Assim um mundo bom se configurou no Brasil, no qual os pobres tinham um violão e também um fusca e uma gravata florida. Onde eles amavam muito a seleção e o flamengo e tinham uma nega linda, chamada Tereza. Talvez ela fosse até mesmo uma mulata trigueira e exuberante, de Di Cavalcanti, ou uma baiana que não era falsa, mas, ao contrário, frajola, com um verdadeiro requebrado do lado que mexia com o juízo do homem que ia trabalhar. Ela era mesmo, como ouvimos tantas vezes, beleza pura, de pele escura, de carne dura. Aqui era o lugar em que, na casa dos nossos pobres, se comia o famoso feijão da Vicentina, todo mundo era bamba e a menina dança, quando se dizia oba!, salve a Bahia senhor! Um país abençoado por Deus, onde os mais antigos nobres e pastores de nossa inexistente, mas sonhada, Arcádia da Colônia Ultramarina de Vila Rica não eram mesmo um qualquer, e onde, mais de uma vez, chegou a hora dessa gente bronzeada mostrar o seu valor. Bonito por natureza, parecia ser um fato de origem que no Brasil até os sabiás e as palmeiras eram ainda mais belos do que em qualquer outro lugar da terra. E, para lá, ou para outra Pasárgada ainda melhor do que tudo isso, um passeio por Copacabana, gostosa quentinha, cheia de bugigangas e suas meninas, onde sonham os inocentes do Leblon, ainda voltaríamos, um dia. Talvez não todos, mas cada um de nós.[1]

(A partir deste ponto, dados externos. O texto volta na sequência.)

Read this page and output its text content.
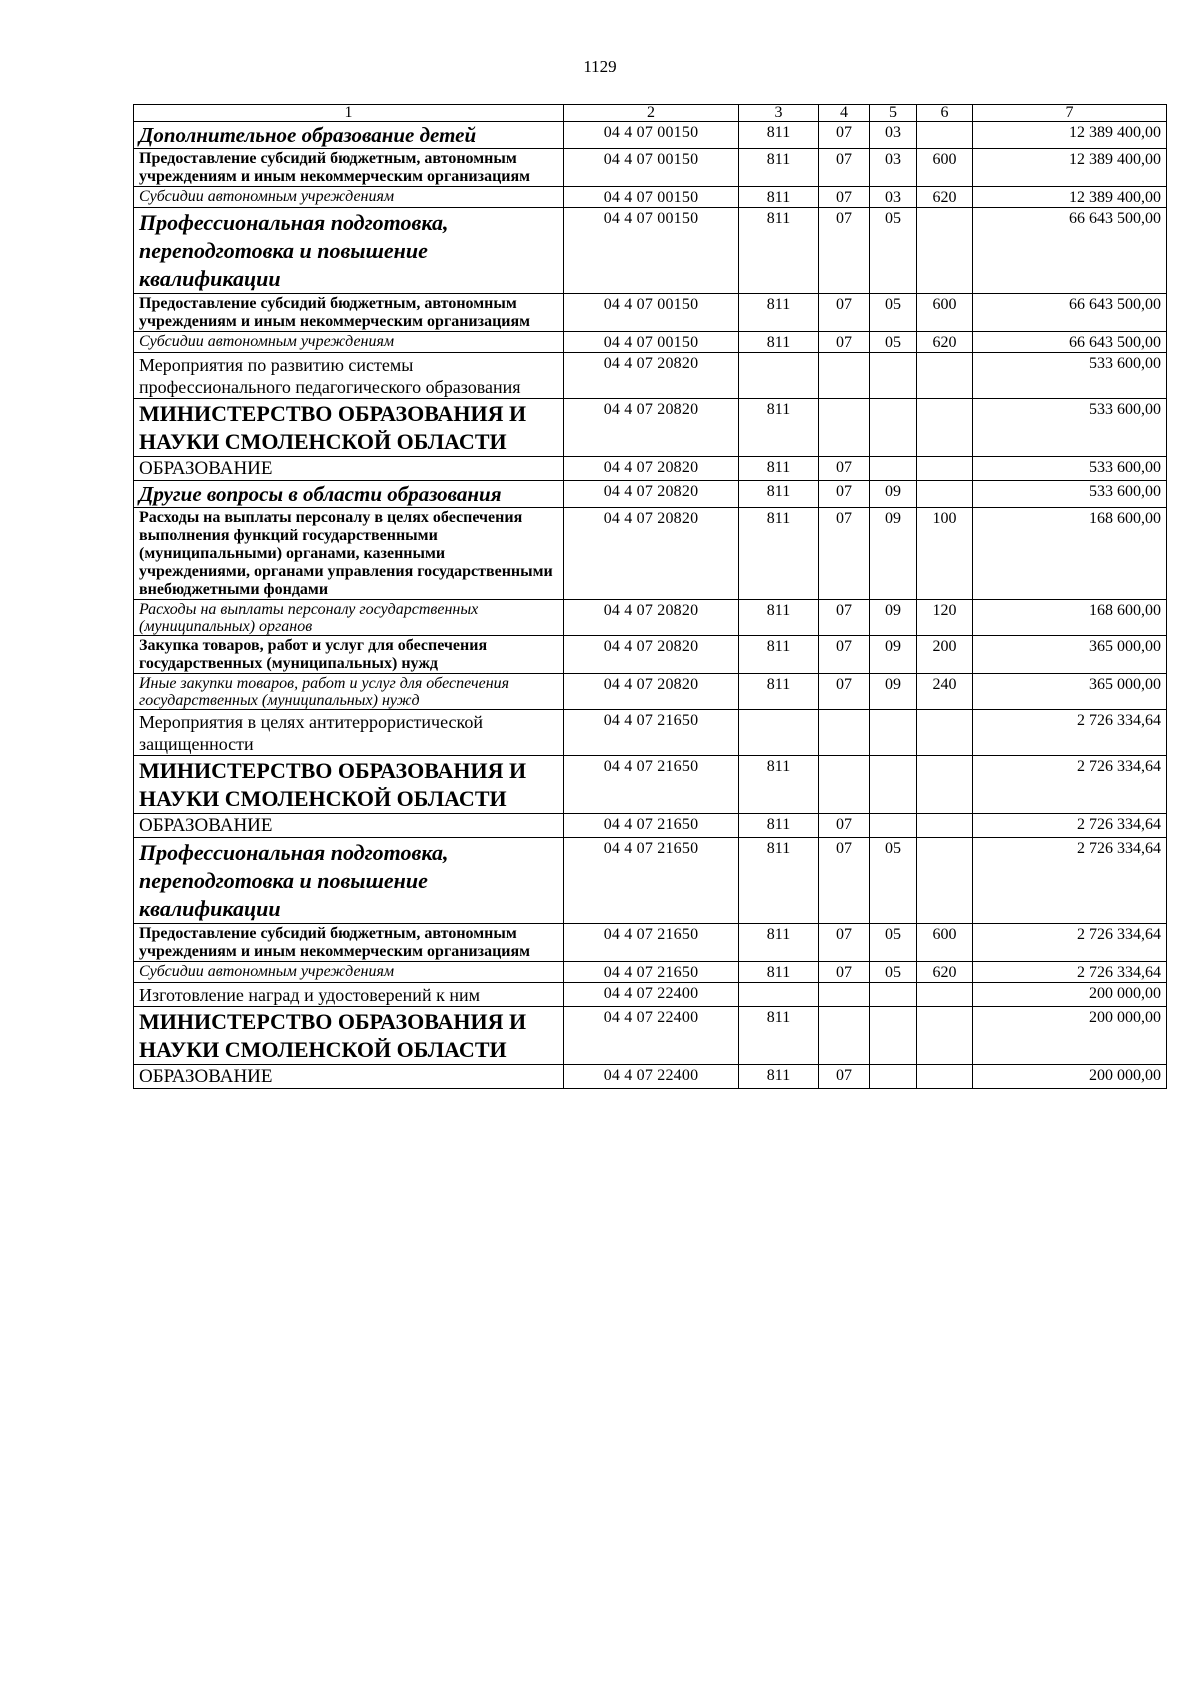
1129
1	2	3	4	5	6	7
Дополнительное образование детей	04 4 07 00150	811	07	03		12 389 400,00
Предоставление субсидий бюджетным, автономным учреждениям и иным некоммерческим организациям	04 4 07 00150	811	07	03	600	12 389 400,00
Субсидии автономным учреждениям	04 4 07 00150	811	07	03	620	12 389 400,00
Профессиональная подготовка, переподготовка и повышение квалификации	04 4 07 00150	811	07	05		66 643 500,00
Предоставление субсидий бюджетным, автономным учреждениям и иным некоммерческим организациям	04 4 07 00150	811	07	05	600	66 643 500,00
Субсидии автономным учреждениям	04 4 07 00150	811	07	05	620	66 643 500,00
Мероприятия по развитию системы профессионального педагогического образования	04 4 07 20820					533 600,00
МИНИСТЕРСТВО ОБРАЗОВАНИЯ И НАУКИ СМОЛЕНСКОЙ ОБЛАСТИ	04 4 07 20820	811				533 600,00
ОБРАЗОВАНИЕ	04 4 07 20820	811	07			533 600,00
Другие вопросы в области образования	04 4 07 20820	811	07	09		533 600,00
Расходы на выплаты персоналу в целях обеспечения выполнения функций государственными (муниципальными) органами, казенными учреждениями, органами управления государственными внебюджетными фондами	04 4 07 20820	811	07	09	100	168 600,00
Расходы на выплаты персоналу государственных (муниципальных) органов	04 4 07 20820	811	07	09	120	168 600,00
Закупка товаров, работ и услуг для обеспечения государственных (муниципальных) нужд	04 4 07 20820	811	07	09	200	365 000,00
Иные закупки товаров, работ и услуг для обеспечения государственных (муниципальных) нужд	04 4 07 20820	811	07	09	240	365 000,00
Мероприятия в целях антитеррористической защищенности	04 4 07 21650					2 726 334,64
МИНИСТЕРСТВО ОБРАЗОВАНИЯ И НАУКИ СМОЛЕНСКОЙ ОБЛАСТИ	04 4 07 21650	811				2 726 334,64
ОБРАЗОВАНИЕ	04 4 07 21650	811	07			2 726 334,64
Профессиональная подготовка, переподготовка и повышение квалификации	04 4 07 21650	811	07	05		2 726 334,64
Предоставление субсидий бюджетным, автономным учреждениям и иным некоммерческим организациям	04 4 07 21650	811	07	05	600	2 726 334,64
Субсидии автономным учреждениям	04 4 07 21650	811	07	05	620	2 726 334,64
Изготовление наград и удостоверений к ним	04 4 07 22400					200 000,00
МИНИСТЕРСТВО ОБРАЗОВАНИЯ И НАУКИ СМОЛЕНСКОЙ ОБЛАСТИ	04 4 07 22400	811				200 000,00
ОБРАЗОВАНИЕ	04 4 07 22400	811	07			200 000,00
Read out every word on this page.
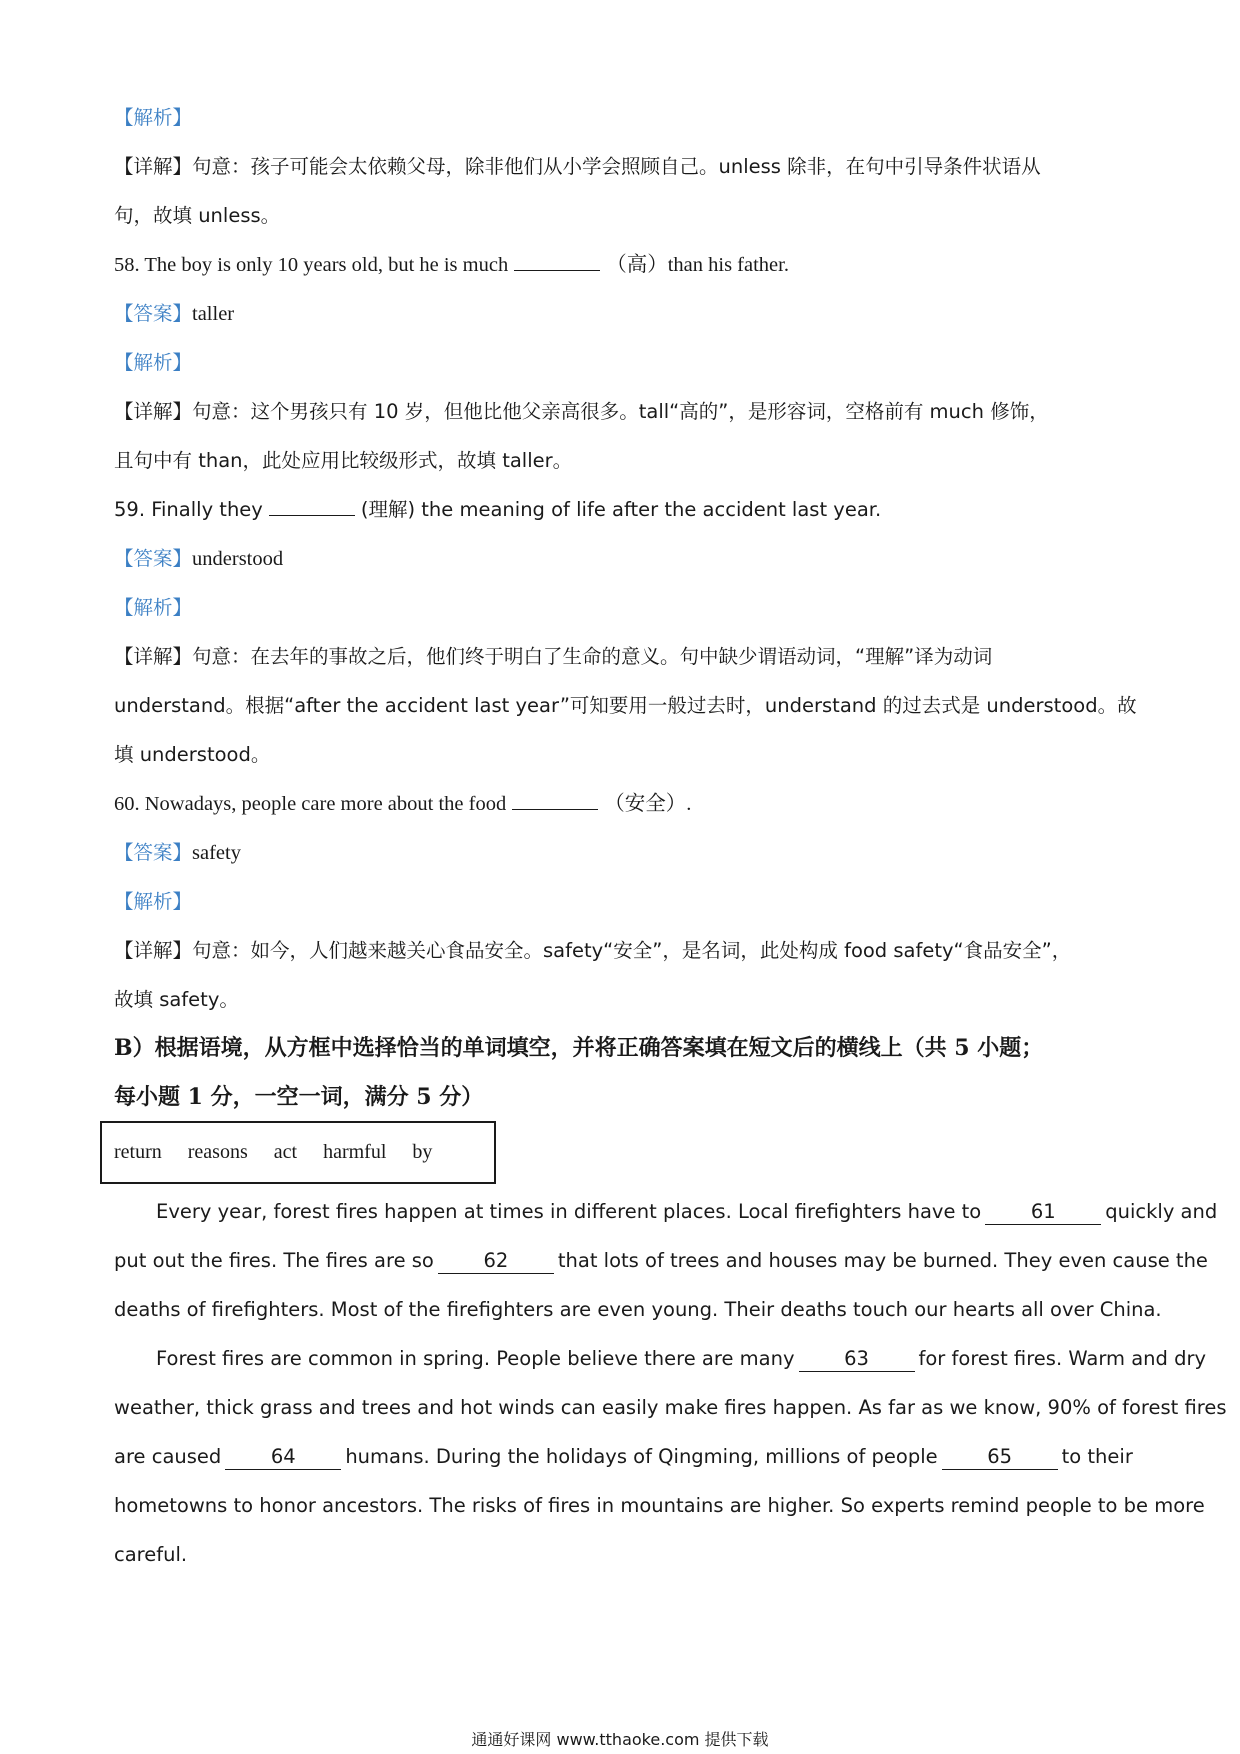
【解析】
【详解】句意：孩子可能会太依赖父母，除非他们从小学会照顾自己。unless 除非，在句中引导条件状语从
句，故填 unless。
58. The boy is only 10 years old, but he is much	（高）than his father.
【答案】taller
【解析】
【详解】句意：这个男孩只有 10 岁，但他比他父亲高很多。tall“高的”，是形容词，空格前有 much 修饰，
且句中有 than，此处应用比较级形式，故填 taller。
59. Finally they	(理解) the meaning of life after the accident last year.
【答案】understood
【解析】
【详解】句意：在去年的事故之后，他们终于明白了生命的意义。句中缺少谓语动词，“理解”译为动词
understand。根据“after the accident last year”可知要用一般过去时，understand 的过去式是 understood。故
填 understood。
60. Nowadays, people care more about the food	（安全）.
【答案】safety
【解析】
【详解】句意：如今，人们越来越关心食品安全。safety“安全”，是名词，此处构成 food safety“食品安全”，
故填 safety。
B）根据语境，从方框中选择恰当的单词填空，并将正确答案填在短文后的横线上（共 5 小题；
每小题 1 分，一空一词，满分 5 分）
return reasons act harmful by
Every year, forest fires happen at times in different places. Local firefighters have to	61	quickly and
put out the fires. The fires are so	62	that lots of trees and houses may be burned. They even cause the
deaths of firefighters. Most of the firefighters are even young. Their deaths touch our hearts all over China.
Forest fires are common in spring. People believe there are many	63	for forest fires. Warm and dry
weather, thick grass and trees and hot winds can easily make fires happen. As far as we know, 90% of forest fires
are caused	64	humans. During the holidays of Qingming, millions of people	65	to their
hometowns to honor ancestors. The risks of fires in mountains are higher. So experts remind people to be more
careful.
通通好课网 www.tthaoke.com 提供下载
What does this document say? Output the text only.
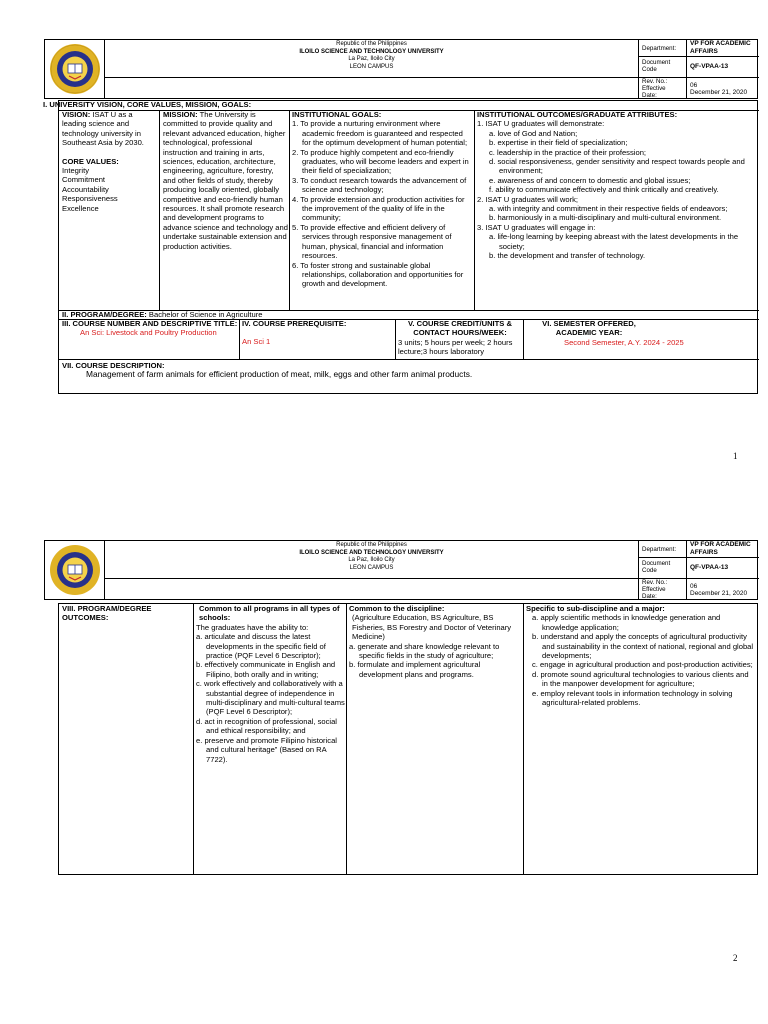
Republic of the Philippines
ILOILO SCIENCE AND TECHNOLOGY UNIVERSITY
La Paz, Iloilo City
LEON CAMPUS
Department:
VP FOR ACADEMIC AFFAIRS
Document Code	QF-VPAA-13
Rev. No.:
Effective Date:
06
December 21, 2020
I. UNIVERSITY VISION, CORE VALUES, MISSION, GOALS:
VISION: ISAT U as a leading science and technology university in Southeast Asia by 2030.
CORE VALUES:
Integrity
Commitment
Accountability
Responsiveness
Excellence
MISSION: The University is committed to provide quality and relevant advanced education, higher technological, professional instruction and training in arts, sciences, education, architecture, engineering, agriculture, forestry, and other fields of study, thereby producing locally oriented, globally competitive and eco-friendly human resources. It shall promote research and development programs to advance science and technology and undertake sustainable extension and production activities.
INSTITUTIONAL GOALS:
1. To provide a nurturing environment where academic freedom is guaranteed and respected for the optimum development of human potential;
2. To produce highly competent and eco-friendly graduates, who will become leaders and expert in their field of specialization;
3. To conduct research towards the advancement of science and technology;
4. To provide extension and production activities for the improvement of the quality of life in the community;
5. To provide effective and efficient delivery of services through responsive management of human, physical, financial and information resources.
6. To foster strong and sustainable global relationships, collaboration and opportunities for growth and development.
INSTITUTIONAL OUTCOMES/GRADUATE ATTRIBUTES:
1. ISAT U graduates will demonstrate:
a. love of God and Nation;
b. expertise in their field of specialization;
c. leadership in the practice of their profession;
d. social responsiveness, gender sensitivity and respect towards people and environment;
e. awareness of and concern to domestic and global issues;
f. ability to communicate effectively and think critically and creatively.
2. ISAT U graduates will work;
a. with integrity and commitment in their respective fields of endeavors;
b. harmoniously in a multi-disciplinary and multi-cultural environment.
3. ISAT U graduates will engage in:
a. life-long learning by keeping abreast with the latest developments in the society;
b. the development and transfer of technology.
II. PROGRAM/DEGREE: Bachelor of Science in Agriculture
III. COURSE NUMBER AND DESCRIPTIVE TITLE:
An Sci: Livestock and Poultry Production
IV. COURSE PREREQUISITE:
An Sci 1
V. COURSE CREDIT/UNITS & CONTACT HOURS/WEEK:
3 units; 5 hours per week; 2 hours lecture;3 hours laboratory
VI. SEMESTER OFFERED, ACADEMIC YEAR:
Second Semester, A.Y. 2024 - 2025
VII. COURSE DESCRIPTION:
Management of farm animals for efficient production of meat, milk, eggs and other farm animal products.
1
Republic of the Philippines
ILOILO SCIENCE AND TECHNOLOGY UNIVERSITY
La Paz, Iloilo City
LEON CAMPUS
Department:
VP FOR ACADEMIC AFFAIRS
Document Code	QF-VPAA-13
Rev. No.:
Effective Date:
06
December 21, 2020
VIII. PROGRAM/DEGREE OUTCOMES:
Common to all programs in all types of schools:
The graduates have the ability to:
a. articulate and discuss the latest developments in the specific field of practice (PQF Level 6 Descriptor);
b. effectively communicate in English and Filipino, both orally and in writing;
c. work effectively and collaboratively with a substantial degree of independence in multi-disciplinary and multi-cultural teams (PQF Level 6 Descriptor);
d. act in recognition of professional, social and ethical responsibility; and
e. preserve and promote Filipino historical and cultural heritage” (Based on RA 7722).
Common to the discipline:
(Agriculture Education, BS Agriculture, BS Fisheries, BS Forestry and Doctor of Veterinary Medicine)
a. generate and share knowledge relevant to specific fields in the study of agriculture;
b. formulate and implement agricultural development plans and programs.
Specific to sub-discipline and a major:
a. apply scientific methods in knowledge generation and knowledge application;
b. understand and apply the concepts of agricultural productivity and sustainability in the context of national, regional and global developments;
c. engage in agricultural production and post-production activities;
d. promote sound agricultural technologies to various clients and in the manpower development for agriculture;
e. employ relevant tools in information technology in solving agricultural-related problems.
2
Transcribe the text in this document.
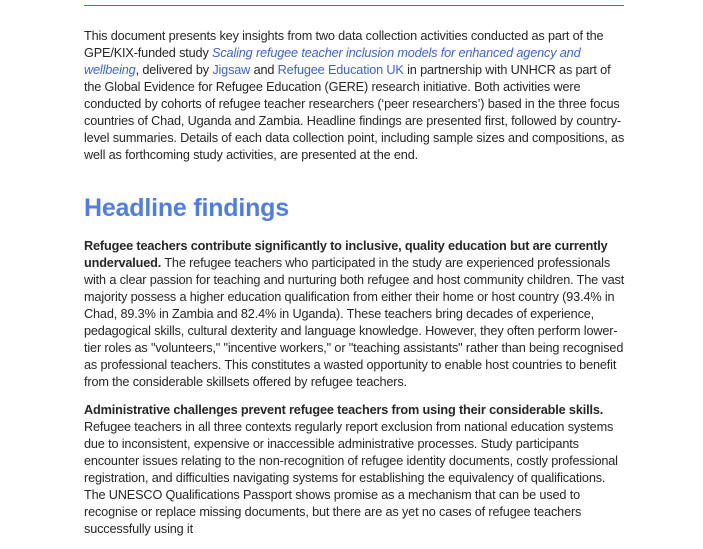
This document presents key insights from two data collection activities conducted as part of the GPE/KIX-funded study Scaling refugee teacher inclusion models for enhanced agency and wellbeing, delivered by Jigsaw and Refugee Education UK in partnership with UNHCR as part of the Global Evidence for Refugee Education (GERE) research initiative. Both activities were conducted by cohorts of refugee teacher researchers (‘peer researchers’) based in the three focus countries of Chad, Uganda and Zambia. Headline findings are presented first, followed by country-level summaries. Details of each data collection point, including sample sizes and compositions, as well as forthcoming study activities, are presented at the end.

Headline findings

Refugee teachers contribute significantly to inclusive, quality education but are currently undervalued. The refugee teachers who participated in the study are experienced professionals with a clear passion for teaching and nurturing both refugee and host community children. The vast majority possess a higher education qualification from either their home or host country (93.4% in Chad, 89.3% in Zambia and 82.4% in Uganda). These teachers bring decades of experience, pedagogical skills, cultural dexterity and language knowledge. However, they often perform lower-tier roles as "volunteers," "incentive workers," or "teaching assistants" rather than being recognised as professional teachers. This constitutes a wasted opportunity to enable host countries to benefit from the considerable skillsets offered by refugee teachers.

Administrative challenges prevent refugee teachers from using their considerable skills. Refugee teachers in all three contexts regularly report exclusion from national education systems due to inconsistent, expensive or inaccessible administrative processes. Study participants encounter issues relating to the non-recognition of refugee identity documents, costly professional registration, and difficulties navigating systems for establishing the equivalency of qualifications. The UNESCO Qualifications Passport shows promise as a mechanism that can be used to recognise or replace missing documents, but there are as yet no cases of refugee teachers successfully using it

Um mundo, aquele nosso, em que os heróis calçavam chuteiras imortais, os nobres e os reis eram Didis e Pelés e, quando não se tinha onde morar, se morava na areia. Um país que certamente tinha ouvido musical, em que o Tio Sam queria conhecer a nossa batucada, onde o artista mais moderno dançava na praia, com as capas esvoaçantes da Mangueira, era marginal e era herói, e iluminava os terreiros, os terrenos baldios, porque nós queremos sambar e que, na Casa Branca, já dançou a batucada de ioiô e iaiá. Uma iaiá branca e elegante que o senhor amava e desejava ao modo sereno do devaneio, quando não estava possuído e possuía a sua concreta mucama excitante.
Um país no qual, quando o lindo poeta baiano era preso por algum claro enigma qualquer, também chamado Brasil, ele saia da prisão direto para Londres, cantando suas memórias do cárcere com infinita alegria utópica: alô, alô, realengo, aquele abraço. Um mundo desejado, vivido, alucinado, em que os patriarcas, os saudosos pais fundadores dessa espécie de nação, de origem ibérica portuguesa, católicos, fidalgos e tardo liberais, sonhavam com o futuro mais digno possível, a nação como “Tristeza do império”, nas palavras do poeta nacional em Sentimento do mundo:
Os conselheiros angustiados
ante o colo ebúrneo
das donzelas opulentas
que ao piano abemolavam
“bus-co a cam-pi-na se-re-na
pa-ra-li-vre sus-pi-rar”,
esqueciam a guerra do Paraguai,
o enfado bolorento de São Cristóvão,
a dor cada vez mais forte dos negros
e sorvendo mecânicos uma pitada de rapé,
sonhavam a futura libertação dos instintos
e ninhos de amor a serem instalados nos arranha-céus de
Copacabana,
[com rádio e telefone automático.
Um mundo projetado assim, erótico e triste, bom e violento, onde um dia todos deitaremos à sombra de uma palmeira, que já não há.[2]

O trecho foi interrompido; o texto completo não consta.